Dans les organisations internationales, certaines distinctions passent souvent inaperçues auprès du grand public alors qu'elles constituent de véritables marqueurs de crédibilité institutionnelle. La désignation du Gabon par les Nations Unies pour participer à l’évaluation des mécanismes de lutte contre la corruption des Seychelles appartient à cette catégorie d’événements discrets mais hautement stratégiques.

À travers cette mission, Libreville ne se contente pas d’intégrer un exercice technique de coopération internationale. Le pays accède désormais au cercle restreint des États appelés à apprécier la conformité des politiques publiques d’autres nations aux standards internationaux de bonne gouvernance.
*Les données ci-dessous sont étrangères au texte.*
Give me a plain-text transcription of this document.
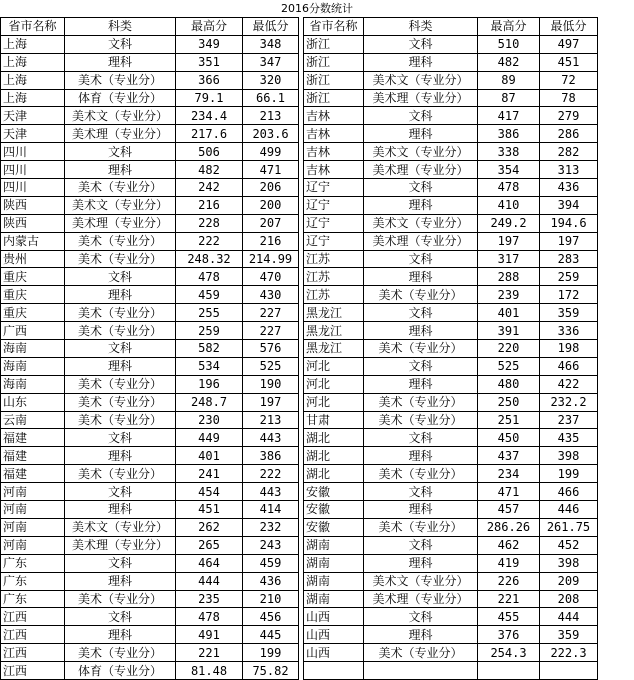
2016分数统计
省市名称	科类	最高分	最低分		省市名称	科类	最高分	最低分
上海	文科	349	348		浙江	文科	510	497
上海	理科	351	347		浙江	理科	482	451
上海	美术（专业分）	366	320		浙江	美术文（专业分）	89	72
上海	体育（专业分）	79.1	66.1		浙江	美术理（专业分）	87	78
天津	美术文（专业分）	234.4	213		吉林	文科	417	279
天津	美术理（专业分）	217.6	203.6		吉林	理科	386	286
四川	文科	506	499		吉林	美术文（专业分）	338	282
四川	理科	482	471		吉林	美术理（专业分）	354	313
四川	美术（专业分）	242	206		辽宁	文科	478	436
陕西	美术文（专业分）	216	200		辽宁	理科	410	394
陕西	美术理（专业分）	228	207		辽宁	美术文（专业分）	249.2	194.6
内蒙古	美术（专业分）	222	216		辽宁	美术理（专业分）	197	197
贵州	美术（专业分）	248.32	214.99		江苏	文科	317	283
重庆	文科	478	470		江苏	理科	288	259
重庆	理科	459	430		江苏	美术（专业分）	239	172
重庆	美术（专业分）	255	227		黑龙江	文科	401	359
广西	美术（专业分）	259	227		黑龙江	理科	391	336
海南	文科	582	576		黑龙江	美术（专业分）	220	198
海南	理科	534	525		河北	文科	525	466
海南	美术（专业分）	196	190		河北	理科	480	422
山东	美术（专业分）	248.7	197		河北	美术（专业分）	250	232.2
云南	美术（专业分）	230	213		甘肃	美术（专业分）	251	237
福建	文科	449	443		湖北	文科	450	435
福建	理科	401	386		湖北	理科	437	398
福建	美术（专业分）	241	222		湖北	美术（专业分）	234	199
河南	文科	454	443		安徽	文科	471	466
河南	理科	451	414		安徽	理科	457	446
河南	美术文（专业分）	262	232		安徽	美术（专业分）	286.26	261.75
河南	美术理（专业分）	265	243		湖南	文科	462	452
广东	文科	464	459		湖南	理科	419	398
广东	理科	444	436		湖南	美术文（专业分）	226	209
广东	美术（专业分）	235	210		湖南	美术理（专业分）	221	208
江西	文科	478	456		山西	文科	455	444
江西	理科	491	445		山西	理科	376	359
江西	美术（专业分）	221	199		山西	美术（专业分）	254.3	222.3
江西	体育（专业分）	81.48	75.82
Le Gabon a été sélectionné lors d’un tirage au sort pour coderiger l’examen des dispositifs mis en place par la République des Seychelles. Cette mission consiste à analyser les cadres législatifs, les mécanismes de contrôle ainsi que les politiques de prévention et de répression développés par l’archipel de l’océan Indien afin d’en mesurer la conformité avec les exigences de la Convention.

Dans le système multilatéral actuel, l’influence ne se mesure plus uniquement à la puissance économique ou militaire. Elle se construit aussi dans les salles de négociation, les mécanismes d’évaluation et les espaces où se définissent les règles qui organisent la gouvernance mondiale.

En rejoignant le cercle des États évaluateurs, le Gabon ne participe plus seulement aux débats internationaux. Il contribue désormais à façonner les normes qui guideront les politiques publiques de demain.